The growl of a bear differs greatly under varying circumstances. There is the playful growl, uttered when two individuals are wrestling, and the terrible “sound”—no word expresses it—to which a bear, cornered and driven to the last extremity, gives utterance—fear, hate, dread, and awful passion mingled and expressed in sound. One can realise the fearful terror which this inspires only when one has, as I have, stood up to a mad bear, repelling charge after charge, with only an iron pike between one’s self and those powerful fangs and claws. The long-drawn moan of a polar bear on a frosty night is another phase; this, too, is expressive, but only of those wonderful Arctic scenes where night and day are as one to this great seal-hunter.

The dog has made man his god,—giving up his life for his master would be but part of his way of showing his love if he had it in his power to do more. So, too, the dog has attempted to adapt his speech to his master’s, and the result is a bark. No wild coyotes or wolves bark, but when bands of dogs descended from domesticated animals run wild, their howls are modulated and a certain unmistakable barking quality imparted. The drawn-out howl of a great gray wolf is an impressive sound and one never to be forgotten. Only the fox seems to possess the ability to bark in its native tongue. The sounds which the cats, great and small, reproduce are most varied. Nothing can be much more intimidating than the roar of a lion, or more demoniacal than the arguments which our house-pets carry on at night on garden fences.

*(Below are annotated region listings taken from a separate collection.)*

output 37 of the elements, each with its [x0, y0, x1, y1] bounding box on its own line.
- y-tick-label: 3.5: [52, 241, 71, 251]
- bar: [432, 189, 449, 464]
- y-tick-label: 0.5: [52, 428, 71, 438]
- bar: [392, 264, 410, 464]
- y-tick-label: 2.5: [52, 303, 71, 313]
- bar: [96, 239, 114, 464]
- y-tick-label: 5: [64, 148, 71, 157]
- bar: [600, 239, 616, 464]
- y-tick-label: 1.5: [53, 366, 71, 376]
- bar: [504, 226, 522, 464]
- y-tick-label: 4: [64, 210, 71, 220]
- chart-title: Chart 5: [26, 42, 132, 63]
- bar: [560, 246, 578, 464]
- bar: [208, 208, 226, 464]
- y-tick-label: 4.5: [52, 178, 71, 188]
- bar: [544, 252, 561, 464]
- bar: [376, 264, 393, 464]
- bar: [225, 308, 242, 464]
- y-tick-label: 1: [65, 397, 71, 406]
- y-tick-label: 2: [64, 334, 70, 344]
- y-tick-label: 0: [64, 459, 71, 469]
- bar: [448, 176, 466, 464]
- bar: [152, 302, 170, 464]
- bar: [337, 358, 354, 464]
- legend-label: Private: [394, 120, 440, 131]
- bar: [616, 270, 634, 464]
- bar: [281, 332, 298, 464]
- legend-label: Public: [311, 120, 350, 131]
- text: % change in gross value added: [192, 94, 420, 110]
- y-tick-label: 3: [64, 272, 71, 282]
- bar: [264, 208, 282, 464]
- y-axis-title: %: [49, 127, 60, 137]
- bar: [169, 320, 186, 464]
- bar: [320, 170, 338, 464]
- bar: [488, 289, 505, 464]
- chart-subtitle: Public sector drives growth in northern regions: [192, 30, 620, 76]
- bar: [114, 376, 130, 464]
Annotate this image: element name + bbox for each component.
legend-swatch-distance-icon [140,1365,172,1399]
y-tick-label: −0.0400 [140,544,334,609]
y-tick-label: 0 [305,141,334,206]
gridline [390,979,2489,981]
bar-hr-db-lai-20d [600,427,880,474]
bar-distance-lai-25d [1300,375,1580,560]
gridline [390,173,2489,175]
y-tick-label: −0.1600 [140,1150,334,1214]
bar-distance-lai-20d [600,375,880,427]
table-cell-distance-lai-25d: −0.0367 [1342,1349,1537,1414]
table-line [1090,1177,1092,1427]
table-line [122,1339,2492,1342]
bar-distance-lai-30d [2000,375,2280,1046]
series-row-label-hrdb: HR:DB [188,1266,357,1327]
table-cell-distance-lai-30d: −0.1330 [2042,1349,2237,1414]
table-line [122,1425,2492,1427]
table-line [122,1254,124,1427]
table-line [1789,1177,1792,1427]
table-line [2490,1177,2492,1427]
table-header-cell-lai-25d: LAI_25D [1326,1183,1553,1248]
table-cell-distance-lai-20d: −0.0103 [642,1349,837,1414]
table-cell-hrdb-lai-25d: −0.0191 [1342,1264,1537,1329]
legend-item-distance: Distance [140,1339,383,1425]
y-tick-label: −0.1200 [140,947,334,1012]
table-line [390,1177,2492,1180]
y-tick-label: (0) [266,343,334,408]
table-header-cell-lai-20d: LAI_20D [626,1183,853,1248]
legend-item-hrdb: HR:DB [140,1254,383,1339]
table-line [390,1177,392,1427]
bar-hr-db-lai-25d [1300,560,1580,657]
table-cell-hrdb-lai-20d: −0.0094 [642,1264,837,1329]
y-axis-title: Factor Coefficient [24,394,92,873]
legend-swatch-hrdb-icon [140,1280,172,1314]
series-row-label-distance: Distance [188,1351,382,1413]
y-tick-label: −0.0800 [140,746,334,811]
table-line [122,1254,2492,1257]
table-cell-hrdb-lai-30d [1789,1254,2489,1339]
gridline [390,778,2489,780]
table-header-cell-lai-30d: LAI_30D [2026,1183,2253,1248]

What use the sounds peculiar to sea-lions subserve in their life on the great ocean, or their haunts along the shore, can only be imagined, but surely such laudable perseverance, day after day, to out-utter each other, must be for some good reason!

Volumes have been written concerning the voices of the two remaining groups of animals—monkeys and birds. In the great family of the four-handed folk, more varieties of sound are produced than would be thought possible. Some of the large baboons are awful in their vocalisations. Terrible agony or remorse is all that their moans suggest to us, no matter what frame of mind on the part of the baboon induces them. Of all vertebrates the tiny marmosets reproduce most exactly the chirps of crickets and similar insects, and to watch one of these little human faces, see its mouth open, and instead of, as seems natural, words issuing forth, to hear these shrill squeaks is most surprising. Young orang-utans, in their “talk,” as well as in their actions, are counterparts of human infants. The scream of frantic rage when a banana is offered and jerked away, the wheedling tone when the animal wishes to be comforted by the keeper on account of pain or bruise, and the sound of perfect contentment and happiness when petted by the keeper whom it learns to love,—all are almost indistinguishable from like utterances of a human child.

But how pitiless is the inevitable change of the next few years! Slowly the bones of the cranium thicken, partly filling up the brain cavity, and slowly but surely the ape loses all affection for those who take care of it. More and more morose and sullen it becomes until it reaches a stage of unchangeable ferocity and must be doomed to close confinement, never again to be handled or caressed.